O mundo de Sofia

"Algures" não traz nada de novo ao cinema de Sofia Coppola, mas os seus segredos não se revelam imediatamente

Ponto prévio: não se venha a "Algures" à espera de "Lost in Translation nº 2". As expectativas são inevitáveis - queremos sempre regressar ao lugar onde fomos felizes... - mas é tarefa vã: por natureza, um momento de graça é irrepetível.


O engenho de Sofia Coppola em "Algures" é precisamente esse: dramatizar a repetição. Mostrar o que acontece quando esses momentos de felicidade se tornam num parque de diversões permanente, e se perde a noção do tempo, da realidade. "Algures" é a história de alguém que chegou onde queria e percebeu que, afinal, não era aquilo que queria.

Sim, é (outra vez) um filme sobre o nada, sobre o vazio de uma existência perfeita. Sim, é Sofia outra vez a fazer um filme de menina rica sobre meninos ricos que não sabem o que querem da vida. Podia ser a versão actualizada da "História de Nova Iorque" que o pai Francis filmou há vinte anos, podia ser uma versão moderna da "Marie Antoinette", menina rica perdida fora de pé. O Johnny Marco que Stephen Dorff cria aqui é isso: um rapaz fora de pé, que preenche o vazio dos seus dias de vedeta hollywoodiana com noitadas, bebedeiras, sexo fácil, tabaco.

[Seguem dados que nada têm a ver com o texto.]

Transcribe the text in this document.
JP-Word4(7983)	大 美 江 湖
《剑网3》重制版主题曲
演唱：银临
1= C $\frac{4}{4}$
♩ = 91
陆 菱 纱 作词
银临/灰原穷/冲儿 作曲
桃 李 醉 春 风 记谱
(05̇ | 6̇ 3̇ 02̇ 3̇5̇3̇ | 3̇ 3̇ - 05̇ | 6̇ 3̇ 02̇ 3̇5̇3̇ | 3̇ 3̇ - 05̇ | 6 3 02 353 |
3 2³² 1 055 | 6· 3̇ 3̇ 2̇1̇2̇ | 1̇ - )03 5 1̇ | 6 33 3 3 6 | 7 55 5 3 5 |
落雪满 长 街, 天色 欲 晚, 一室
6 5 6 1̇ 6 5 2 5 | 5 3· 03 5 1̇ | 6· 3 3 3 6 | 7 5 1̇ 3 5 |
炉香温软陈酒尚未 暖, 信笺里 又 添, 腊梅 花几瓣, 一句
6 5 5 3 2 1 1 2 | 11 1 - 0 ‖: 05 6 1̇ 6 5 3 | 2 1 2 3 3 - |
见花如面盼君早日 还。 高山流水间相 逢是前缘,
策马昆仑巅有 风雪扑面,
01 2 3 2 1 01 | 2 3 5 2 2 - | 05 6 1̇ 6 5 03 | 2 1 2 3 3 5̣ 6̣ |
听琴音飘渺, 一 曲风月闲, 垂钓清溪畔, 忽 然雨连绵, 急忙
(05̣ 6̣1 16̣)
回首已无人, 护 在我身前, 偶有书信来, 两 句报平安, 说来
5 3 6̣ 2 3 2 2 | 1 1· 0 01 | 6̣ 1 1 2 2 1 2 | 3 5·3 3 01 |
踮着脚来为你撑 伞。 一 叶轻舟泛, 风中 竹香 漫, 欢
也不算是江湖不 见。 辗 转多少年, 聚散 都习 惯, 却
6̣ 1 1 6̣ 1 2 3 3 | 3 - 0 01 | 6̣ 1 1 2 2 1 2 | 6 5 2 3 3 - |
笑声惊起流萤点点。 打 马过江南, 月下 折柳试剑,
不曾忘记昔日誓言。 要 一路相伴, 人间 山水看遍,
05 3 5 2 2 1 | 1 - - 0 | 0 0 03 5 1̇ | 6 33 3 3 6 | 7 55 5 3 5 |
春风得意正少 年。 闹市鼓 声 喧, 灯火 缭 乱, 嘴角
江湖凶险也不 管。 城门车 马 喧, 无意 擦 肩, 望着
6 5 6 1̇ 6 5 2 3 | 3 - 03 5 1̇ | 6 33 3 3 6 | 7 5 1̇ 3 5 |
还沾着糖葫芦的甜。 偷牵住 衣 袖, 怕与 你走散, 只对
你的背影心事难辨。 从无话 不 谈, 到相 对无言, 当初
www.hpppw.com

Até que a filha lhe cai nos braços e Johnny começa a perceber que há uma vida para lá da sua bolha.

Não sabemos bem se "Algures" é "adenda" aos três filmes anteriores de Coppola ou o abrir de um novo ciclo. Sabemos, isso sim, que é filme ainda mais depurado que os anteriores, onde ainda menos se passa e ainda mais fica por dizer. A fotografia solar de mestre Harris Savides, o olhar observacional sobre a fauna de Los Angeles, o modo como se parece "morder" gentilmente a mão que dá de comer, fazem do filme membro de pleno direito da turma de "regresso aos anos 1970" que se tem manifestado no mais interessante cinema americano recente. E não há nada de mal nisso - "Algures" é filme que se inscreve sem problemas numa genealogia e numa carreira. Isso não faz dele o melhor filme de Sofia Coppola - talvez porque, de facto, haja uma sensação de "rodar em seco" (que a própria cineasta comenta no plano de abertura) - mas faz dele um objecto sedutoramente intrigante, uma espécie de écrã branco onde cada um poderá projectar o que bem entender.

Não se venha aqui à espera daquilo que "Algures" não pode ser. Mas, se se deixarem os preconceitos à porta, pode-se encontrar nele muito mais do que se poderia esperar.